2026-05-18 Web XML Core NT Strict Oracle Evidence

Motivation

Use a fresh NCBI Web BLAST XML (outfmt 5) result as the oracle for core_nt sharded equivalence instead of relying on an older CSV export whose HSP values no longer matched the warmed database snapshot.

User-facing change

No UI behavior changed.
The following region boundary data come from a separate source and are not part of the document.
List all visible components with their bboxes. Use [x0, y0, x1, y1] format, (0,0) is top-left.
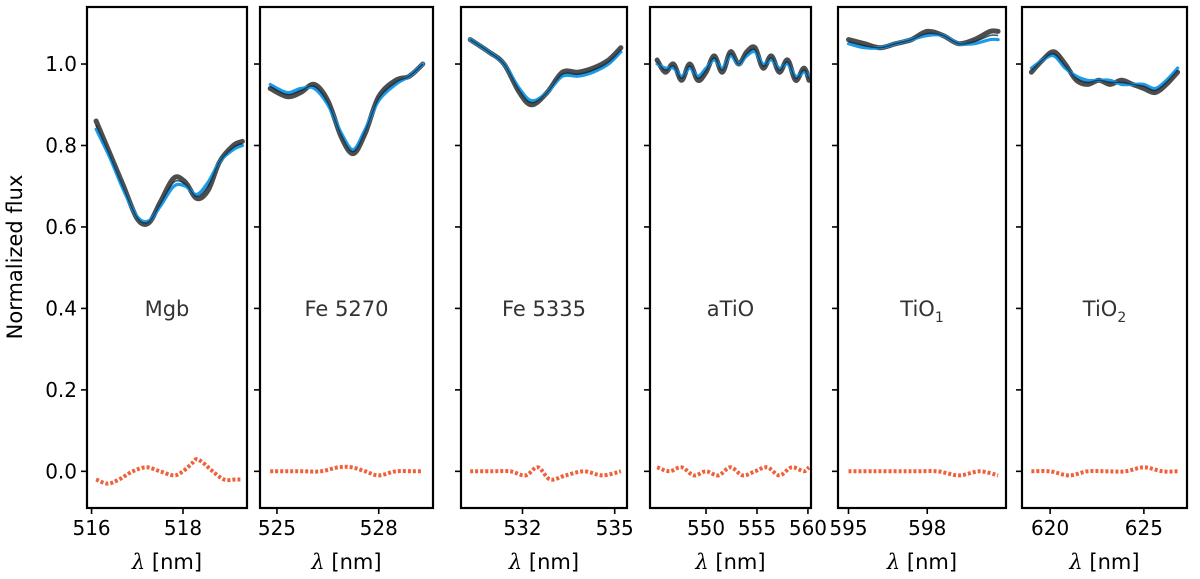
y-tick-label: 0.0 [45, 459, 77, 483]
panel-frame [85, 5, 249, 510]
panel-3: 532 535 λ [nm] Fe 5335 [455, 5, 634, 574]
panel-frame [648, 5, 813, 510]
x-axis-label: λ [nm] [508, 550, 579, 574]
observed-line [267, 61, 426, 157]
panel-frame [459, 5, 629, 510]
panel-frame [836, 5, 1008, 510]
residual-line [270, 464, 423, 478]
y-tick-label: 0.8 [45, 133, 77, 157]
panel-frame [1020, 5, 1189, 510]
x-tick-label: 525 [258, 516, 296, 540]
overlap-line [1030, 52, 1179, 92]
x-tick-label: 595 [829, 516, 867, 540]
x-tick-label: 528 [360, 516, 398, 540]
x-tick-label: 532 [503, 516, 541, 540]
index-label: Mgb [145, 297, 190, 321]
panel-4: 550 555 560 λ [nm] aTiO [644, 5, 827, 574]
x-axis-label: λ [nm] [886, 550, 957, 574]
y-tick-label: 0.2 [45, 378, 77, 402]
plot-area [93, 118, 245, 486]
residual-line [848, 469, 999, 478]
x-tick-label: 535 [596, 516, 634, 540]
index-label: aTiO [707, 297, 754, 321]
overlap-line [469, 38, 622, 104]
observed-line [93, 118, 245, 227]
y-tick-label: 0.6 [45, 215, 77, 239]
index-label: TiO1 [899, 297, 943, 326]
x-axis-label: λ [nm] [694, 550, 765, 574]
observed-line [846, 28, 1001, 51]
plot-area [467, 37, 624, 482]
model-line [1029, 53, 1180, 91]
panel-frame [258, 5, 435, 510]
index-label: TiO2 [1082, 297, 1126, 326]
x-tick-label: 555 [738, 516, 776, 540]
panels-group: 0.0 0.2 0.4 0.6 0.8 1.0 516 518 λ [nm] Mgb 525 528 λ… [45, 5, 1189, 574]
index-label: Fe 5335 [502, 297, 586, 321]
x-tick-label: 620 [1031, 516, 1069, 540]
residual-line [1031, 465, 1178, 478]
panel-1: 0.0 0.2 0.4 0.6 0.8 1.0 516 518 λ [nm] Mgb [45, 5, 249, 574]
overlap-line [95, 124, 243, 224]
x-tick-label: 625 [1125, 516, 1163, 540]
overlap-line [269, 63, 424, 153]
x-tick-label: 560 [789, 516, 827, 540]
panel-5: 595 598 λ [nm] TiO1 [829, 5, 1008, 574]
x-axis-label: λ [nm] [1068, 550, 1139, 574]
plot-area [267, 61, 426, 478]
panel-6: 620 625 λ [nm] TiO2 [1016, 5, 1189, 574]
plot-area [1028, 49, 1181, 478]
x-tick-label: 518 [164, 516, 202, 540]
overlap-line [656, 48, 810, 80]
x-tick-label: 516 [72, 516, 110, 540]
plot-area [846, 28, 1001, 478]
panel-2: 525 528 λ [nm] Fe 5270 [254, 5, 435, 574]
model-line [268, 62, 425, 152]
residual-line [656, 465, 811, 478]
x-tick-label: 550 [687, 516, 725, 540]
overlap-line [848, 32, 999, 49]
y-tick-label: 1.0 [45, 52, 77, 76]
index-label: Fe 5270 [305, 297, 389, 321]
y-tick-label: 0.4 [45, 296, 77, 320]
residual-line [470, 465, 622, 482]
residual-line [95, 457, 243, 486]
y-axis-label: Normalized flux [3, 175, 27, 340]
x-axis-label: λ [nm] [310, 550, 381, 574]
observed-line [1028, 49, 1181, 96]
plot-area [654, 44, 811, 478]
x-axis-label: λ [nm] [131, 550, 202, 574]
x-tick-label: 598 [908, 516, 946, 540]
The evidence now distinguishes three claims:

  • Wide sharded candidate pools contain all Web top-500 hits and matching HSP values.
  • Natural deterministic sharded ordering does not reproduce Web's top-N tied-hit order.
  • A same-run Web top-500 accession oracle can make the sharded merge exactly match the Web XML-derived CSV fields.

API/IaC diff summary

  • Added scripts/dev/eq14-core-nt-webxml-sharded.sh.
  • The script submits NCBI Web BLAST for MPXV F3L against core_nt with XML output, polls the RID from an AKS system-node Job, generates a normalized CSV from XML, dispatches 10 blastpool shard Jobs, and compares Web XML fields against the sharded widepool and strict oracle merge.

Validation evidence

  • bash -n scripts/dev/eq14-core-nt-webxml-sharded.sh
  • AKS system-node Job: elb-equivalence-job-20260518072757
  • Web RID: 0NFW8888016
  • Evidence: docs/temp/web-blast-equivalence/aks-runner-20260518T072909Z/elb-equivalence-job-20260518072757/
  • Summary: strict Web accession oracle produced equivalent: true, exact_order: true, shared_accessions: 500, and value_mismatch_count: 0 against the fresh Web XML. The widepool contained all Web accessions and had no HSP value mismatches, but its default top-N order differed from Web.